Right now, art in various forms draws a lot of money... but it isn't piracy that will kill Hollywood, it's machinima. Once an affordable computer can replicate the real world (plus special effects)realistically, the current system will fail completely.
Then our problem will be wading through all the polished turds produced by people who only think they're talented while we're trying to find an actual precious stone.
The strip missed the bits about your-tax-dollar-paid-government-thugs under the command of "content industry" busting down his door with guns drawn, arresting his ass for causing "billions of dollars" in "damage."
It gets better as studios are still restricting content per region and sometimes country. In Europe and USA and Canada you can get commercial for shows that are airing a few miles away but you can't legally watch for another few months per the studios desired schedule.

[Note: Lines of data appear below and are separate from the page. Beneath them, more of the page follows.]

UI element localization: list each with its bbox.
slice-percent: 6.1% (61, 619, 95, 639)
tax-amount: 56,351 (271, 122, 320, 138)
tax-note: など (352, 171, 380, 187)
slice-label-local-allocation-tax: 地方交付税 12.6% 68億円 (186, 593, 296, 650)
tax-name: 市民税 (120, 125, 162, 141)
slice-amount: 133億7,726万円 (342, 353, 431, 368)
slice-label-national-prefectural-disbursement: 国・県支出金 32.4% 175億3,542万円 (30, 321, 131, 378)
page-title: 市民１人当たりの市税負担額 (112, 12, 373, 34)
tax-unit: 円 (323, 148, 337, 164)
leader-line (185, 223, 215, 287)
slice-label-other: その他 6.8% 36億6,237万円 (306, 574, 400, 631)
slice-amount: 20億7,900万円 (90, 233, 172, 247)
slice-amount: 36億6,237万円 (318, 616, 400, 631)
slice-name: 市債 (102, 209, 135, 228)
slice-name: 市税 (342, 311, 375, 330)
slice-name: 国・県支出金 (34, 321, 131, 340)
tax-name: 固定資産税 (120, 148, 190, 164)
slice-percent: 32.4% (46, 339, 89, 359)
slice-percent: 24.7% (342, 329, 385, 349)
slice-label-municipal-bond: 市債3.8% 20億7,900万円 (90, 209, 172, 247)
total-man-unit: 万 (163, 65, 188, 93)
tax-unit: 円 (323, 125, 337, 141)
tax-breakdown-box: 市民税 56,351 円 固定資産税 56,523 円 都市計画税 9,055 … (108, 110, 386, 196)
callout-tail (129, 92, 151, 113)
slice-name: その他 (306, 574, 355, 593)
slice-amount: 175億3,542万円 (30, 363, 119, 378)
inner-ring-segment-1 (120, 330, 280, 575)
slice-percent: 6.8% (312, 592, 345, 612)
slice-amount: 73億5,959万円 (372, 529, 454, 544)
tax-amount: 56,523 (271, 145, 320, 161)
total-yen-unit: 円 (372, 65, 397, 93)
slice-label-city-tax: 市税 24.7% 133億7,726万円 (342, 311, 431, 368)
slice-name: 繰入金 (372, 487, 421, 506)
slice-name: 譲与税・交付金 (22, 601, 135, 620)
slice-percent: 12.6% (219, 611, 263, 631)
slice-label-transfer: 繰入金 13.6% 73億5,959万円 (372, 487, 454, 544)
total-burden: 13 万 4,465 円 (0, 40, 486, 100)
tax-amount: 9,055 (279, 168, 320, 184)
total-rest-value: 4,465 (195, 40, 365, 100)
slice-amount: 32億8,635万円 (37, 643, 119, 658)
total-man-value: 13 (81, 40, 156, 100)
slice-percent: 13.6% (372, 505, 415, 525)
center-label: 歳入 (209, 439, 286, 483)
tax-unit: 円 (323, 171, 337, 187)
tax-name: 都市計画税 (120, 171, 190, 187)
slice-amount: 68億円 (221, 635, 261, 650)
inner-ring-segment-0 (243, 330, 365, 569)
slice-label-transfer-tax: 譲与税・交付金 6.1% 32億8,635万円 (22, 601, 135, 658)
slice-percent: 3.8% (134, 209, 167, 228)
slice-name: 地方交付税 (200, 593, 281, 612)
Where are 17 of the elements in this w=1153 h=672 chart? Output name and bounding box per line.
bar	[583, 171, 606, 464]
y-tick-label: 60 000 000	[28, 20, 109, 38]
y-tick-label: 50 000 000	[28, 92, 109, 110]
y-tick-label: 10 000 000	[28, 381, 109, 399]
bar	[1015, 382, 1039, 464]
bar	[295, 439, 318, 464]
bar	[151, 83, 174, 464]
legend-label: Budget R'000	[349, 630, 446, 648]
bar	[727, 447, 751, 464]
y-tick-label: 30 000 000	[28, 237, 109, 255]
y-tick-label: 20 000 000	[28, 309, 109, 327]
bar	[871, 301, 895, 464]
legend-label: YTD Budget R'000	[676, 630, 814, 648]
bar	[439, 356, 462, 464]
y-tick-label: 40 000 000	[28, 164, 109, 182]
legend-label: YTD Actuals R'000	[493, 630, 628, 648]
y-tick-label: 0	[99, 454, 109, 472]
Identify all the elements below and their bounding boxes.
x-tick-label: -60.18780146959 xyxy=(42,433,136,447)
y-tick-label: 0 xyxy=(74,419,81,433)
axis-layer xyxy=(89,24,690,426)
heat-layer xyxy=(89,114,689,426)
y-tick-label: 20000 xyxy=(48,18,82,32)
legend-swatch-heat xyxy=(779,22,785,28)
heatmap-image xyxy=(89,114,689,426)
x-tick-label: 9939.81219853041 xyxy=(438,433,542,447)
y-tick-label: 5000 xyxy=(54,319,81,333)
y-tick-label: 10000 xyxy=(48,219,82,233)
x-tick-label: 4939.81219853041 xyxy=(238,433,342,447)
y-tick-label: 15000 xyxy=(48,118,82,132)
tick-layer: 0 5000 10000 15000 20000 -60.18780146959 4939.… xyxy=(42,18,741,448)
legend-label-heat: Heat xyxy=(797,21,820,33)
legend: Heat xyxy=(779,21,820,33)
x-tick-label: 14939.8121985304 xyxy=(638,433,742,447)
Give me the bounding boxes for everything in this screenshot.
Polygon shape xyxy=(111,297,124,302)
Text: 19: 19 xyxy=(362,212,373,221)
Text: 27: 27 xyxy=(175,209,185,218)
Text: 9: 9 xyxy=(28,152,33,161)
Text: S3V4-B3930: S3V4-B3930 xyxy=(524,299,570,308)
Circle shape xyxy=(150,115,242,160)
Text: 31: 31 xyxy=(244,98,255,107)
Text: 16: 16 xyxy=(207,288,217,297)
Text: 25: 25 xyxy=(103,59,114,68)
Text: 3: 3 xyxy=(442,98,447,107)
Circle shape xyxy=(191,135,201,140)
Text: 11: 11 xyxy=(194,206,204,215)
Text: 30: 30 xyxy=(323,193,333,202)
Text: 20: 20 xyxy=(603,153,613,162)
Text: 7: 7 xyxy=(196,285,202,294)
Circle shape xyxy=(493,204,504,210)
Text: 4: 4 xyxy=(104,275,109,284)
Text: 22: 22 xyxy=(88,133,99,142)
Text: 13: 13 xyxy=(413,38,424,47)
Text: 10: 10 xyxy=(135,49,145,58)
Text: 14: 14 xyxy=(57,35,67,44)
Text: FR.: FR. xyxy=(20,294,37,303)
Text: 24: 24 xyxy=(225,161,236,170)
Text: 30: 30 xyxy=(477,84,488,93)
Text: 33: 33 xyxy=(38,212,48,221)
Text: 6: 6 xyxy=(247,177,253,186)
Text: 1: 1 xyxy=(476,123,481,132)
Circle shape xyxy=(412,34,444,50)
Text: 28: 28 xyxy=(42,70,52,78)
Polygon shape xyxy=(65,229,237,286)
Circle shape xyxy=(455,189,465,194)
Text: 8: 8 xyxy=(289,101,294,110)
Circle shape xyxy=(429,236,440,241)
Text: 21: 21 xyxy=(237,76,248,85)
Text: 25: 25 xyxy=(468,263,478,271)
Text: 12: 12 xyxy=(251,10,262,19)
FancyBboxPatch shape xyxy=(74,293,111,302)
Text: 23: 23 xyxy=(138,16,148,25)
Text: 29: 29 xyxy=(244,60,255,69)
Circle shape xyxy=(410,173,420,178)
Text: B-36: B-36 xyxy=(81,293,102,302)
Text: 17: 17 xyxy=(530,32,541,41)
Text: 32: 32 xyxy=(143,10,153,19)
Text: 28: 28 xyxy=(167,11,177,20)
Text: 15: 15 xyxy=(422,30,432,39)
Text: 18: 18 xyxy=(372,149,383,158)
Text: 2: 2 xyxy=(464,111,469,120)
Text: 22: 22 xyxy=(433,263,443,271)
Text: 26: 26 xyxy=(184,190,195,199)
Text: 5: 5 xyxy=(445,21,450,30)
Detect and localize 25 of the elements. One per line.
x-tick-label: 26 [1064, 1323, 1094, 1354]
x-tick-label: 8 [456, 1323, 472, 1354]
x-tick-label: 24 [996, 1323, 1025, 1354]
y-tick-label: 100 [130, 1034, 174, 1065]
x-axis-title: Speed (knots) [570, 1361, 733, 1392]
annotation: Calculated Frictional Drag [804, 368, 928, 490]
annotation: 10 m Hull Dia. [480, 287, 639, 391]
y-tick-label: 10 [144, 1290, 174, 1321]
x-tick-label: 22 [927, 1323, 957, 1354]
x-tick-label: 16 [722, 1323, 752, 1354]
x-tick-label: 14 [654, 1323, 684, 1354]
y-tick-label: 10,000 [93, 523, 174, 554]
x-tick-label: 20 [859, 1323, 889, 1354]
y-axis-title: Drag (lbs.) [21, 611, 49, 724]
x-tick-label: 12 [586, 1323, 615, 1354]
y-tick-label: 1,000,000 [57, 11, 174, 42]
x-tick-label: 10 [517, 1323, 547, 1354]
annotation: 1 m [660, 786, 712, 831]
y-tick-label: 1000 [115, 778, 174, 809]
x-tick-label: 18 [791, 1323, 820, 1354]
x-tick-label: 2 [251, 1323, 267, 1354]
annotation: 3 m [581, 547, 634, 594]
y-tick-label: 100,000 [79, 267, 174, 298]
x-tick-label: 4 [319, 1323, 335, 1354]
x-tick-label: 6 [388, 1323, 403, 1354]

I find it funny. You have a hit show world wide. You tell the word when it will air in country a and then get pissed when the world pirates it since it won't be in their country for 6-9 months in the future.
Piracy is and always will be an economic one if people are pirating your content that means the supply side is not meeting the needs of the demand side in a massive way.
i thought once I was found, but it was only a dream.
The movie industry leaders made a collective decision to retain control over the distribution of their digital products. They saw what happened to the music industry as a loss of control. Your "excellent product" is precisely what they despise.
In the short term, there is absolutely no plan in place to rectify this. No video-content producer wants to be beholden to free-market impacts on price. They absolutely don't want to accept the terms of someone else's video streaming service. They abhor the thought of a netflix monopoly on streaming, and how little negotiation leverage it means they will have. They will not abide ANY of this.
So instead they will expend tremendous amounts of money in the completely vain attempt at enforcing technically-misguided laws that attempt to maintain control of digital distribution and consumption. They will create a lot of noise and pain, but will accomplish nothing else.